In the interview Kosinski talks a bit about black holes as a scientific phenomenon. And it sounds like one of the goals for him in doing a Black Hole remake is to use a little actual science, instead of the vague, mumbo jumbo which passed for it in the first film and eventually lead to the aforementioned ending in which black holes are portrayed as some sort of wild, hippie, drug-coma. Kosinski says, "From a conceptual point of view, we know so much more about black holes now, the crazy things that go on as you approach them due to the intense gravitational pull and the effects on time and space. All that could provide us with some really cool film if we embrace it in a hard science way.”
There’s more good news too, for anyone who’s actually seen the original.
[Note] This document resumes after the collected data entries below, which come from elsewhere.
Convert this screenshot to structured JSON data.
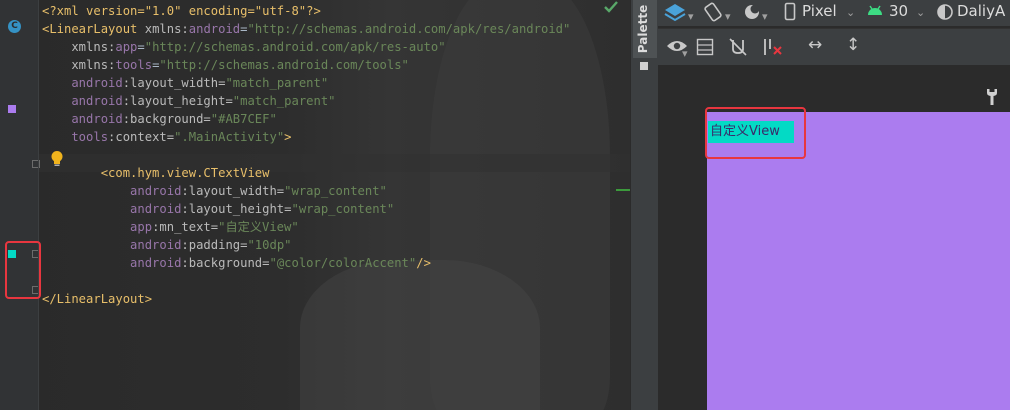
{
  "editor": {
    "lines": [
      {
        "segments": [
          {
            "t": "<?xml version=\"1.0\" encoding=\"utf-8\"?>",
            "c": "tag"
          }
        ]
      },
      {
        "segments": [
          {
            "t": "<LinearLayout ",
            "c": "tag"
          },
          {
            "t": "xmlns:",
            "c": "attr"
          },
          {
            "t": "android",
            "c": "ns"
          },
          {
            "t": "=",
            "c": "plain"
          },
          {
            "t": "\"http://schemas.android.com/apk/res/android\"",
            "c": "val"
          }
        ]
      },
      {
        "segments": [
          {
            "t": "    xmlns:",
            "c": "attr"
          },
          {
            "t": "app",
            "c": "ns"
          },
          {
            "t": "=",
            "c": "plain"
          },
          {
            "t": "\"http://schemas.android.com/apk/res-auto\"",
            "c": "val"
          }
        ]
      },
      {
        "segments": [
          {
            "t": "    xmlns:",
            "c": "attr"
          },
          {
            "t": "tools",
            "c": "ns"
          },
          {
            "t": "=",
            "c": "plain"
          },
          {
            "t": "\"http://schemas.android.com/tools\"",
            "c": "val"
          }
        ]
      },
      {
        "segments": [
          {
            "t": "    android",
            "c": "ns"
          },
          {
            "t": ":layout_width=",
            "c": "attr"
          },
          {
            "t": "\"match_parent\"",
            "c": "val"
          }
        ]
      },
      {
        "segments": [
          {
            "t": "    android",
            "c": "ns"
          },
          {
            "t": ":layout_height=",
            "c": "attr"
          },
          {
            "t": "\"match_parent\"",
            "c": "val"
          }
        ]
      },
      {
        "segments": [
          {
            "t": "    android",
            "c": "ns"
          },
          {
            "t": ":background=",
            "c": "attr"
          },
          {
            "t": "\"#AB7CEF\"",
            "c": "val"
          }
        ]
      },
      {
        "segments": [
          {
            "t": "    tools",
            "c": "ns"
          },
          {
            "t": ":context=",
            "c": "attr"
          },
          {
            "t": "\".MainActivity\"",
            "c": "val"
          },
          {
            "t": ">",
            "c": "tag"
          }
        ]
      },
      {
        "segments": []
      },
      {
        "segments": [
          {
            "t": "        <com.hym.view.CTextView",
            "c": "tag"
          }
        ]
      },
      {
        "segments": [
          {
            "t": "            android",
            "c": "ns"
          },
          {
            "t": ":layout_width=",
            "c": "attr"
          },
          {
            "t": "\"wrap_content\"",
            "c": "val"
          }
        ]
      },
      {
        "segments": [
          {
            "t": "            android",
            "c": "ns"
          },
          {
            "t": ":layout_height=",
            "c": "attr"
          },
          {
            "t": "\"wrap_content\"",
            "c": "val"
          }
        ]
      },
      {
        "segments": [
          {
            "t": "            app",
            "c": "ns"
          },
          {
            "t": ":mn_text=",
            "c": "attr"
          },
          {
            "t": "\"自定义View\"",
            "c": "val"
          }
        ]
      },
      {
        "segments": [
          {
            "t": "            android",
            "c": "ns"
          },
          {
            "t": ":padding=",
            "c": "attr"
          },
          {
            "t": "\"10dp\"",
            "c": "val"
          }
        ]
      },
      {
        "segments": [
          {
            "t": "            android",
            "c": "ns"
          },
          {
            "t": ":background=",
            "c": "attr"
          },
          {
            "t": "\"@color/colorAccent\"",
            "c": "val"
          },
          {
            "t": "/>",
            "c": "tag"
          }
        ]
      },
      {
        "segments": []
      },
      {
        "segments": [
          {
            "t": "</LinearLayout>",
            "c": "tag"
          }
        ]
      }
    ],
    "gutter_colors": {
      "background_swatch": "#AB7CEF",
      "accent_swatch": "#03DAC5",
      "class_icon": "#3592C4"
    },
    "gutter_class_glyph": "C"
  },
  "palette": {
    "label": "Palette"
  },
  "design_toolbar": {
    "device": "Pixel",
    "api_level": "30",
    "theme": "DaliyA",
    "icons": [
      "layers-icon",
      "orientation-icon",
      "night-mode-icon",
      "device-icon",
      "android-icon",
      "theme-icon"
    ],
    "view_icons": [
      "eye-icon",
      "blueprint-icon",
      "constraints-off-icon",
      "clear-constraints-icon",
      "expand-horizontal-icon",
      "expand-vertical-icon",
      "wrench-icon"
    ]
  },
  "preview": {
    "background": "#AB7CEF",
    "view_text": "自定义View",
    "view_background": "#03DAC5"
  }
}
He’s as in love with some of the movie’s more iconic imagery as you, and he plans to keep some of it. Kosinski says, “What sticks out most is the robot Maximilian. The blades and the vicious killing of Anthony Perkins. That freaked me out and that's definitely going to be an element that will be preserved. The design of the Cygnus ship is one of the most iconic spaceships ever put to film.” Good decisions. The Cygnus was an amazing ship design, one which if kept intact, will only look even more amazing and cinematic with a bigger budget. As long as they fix the ending. Just say away from the drugs man. Stay away from the drugs.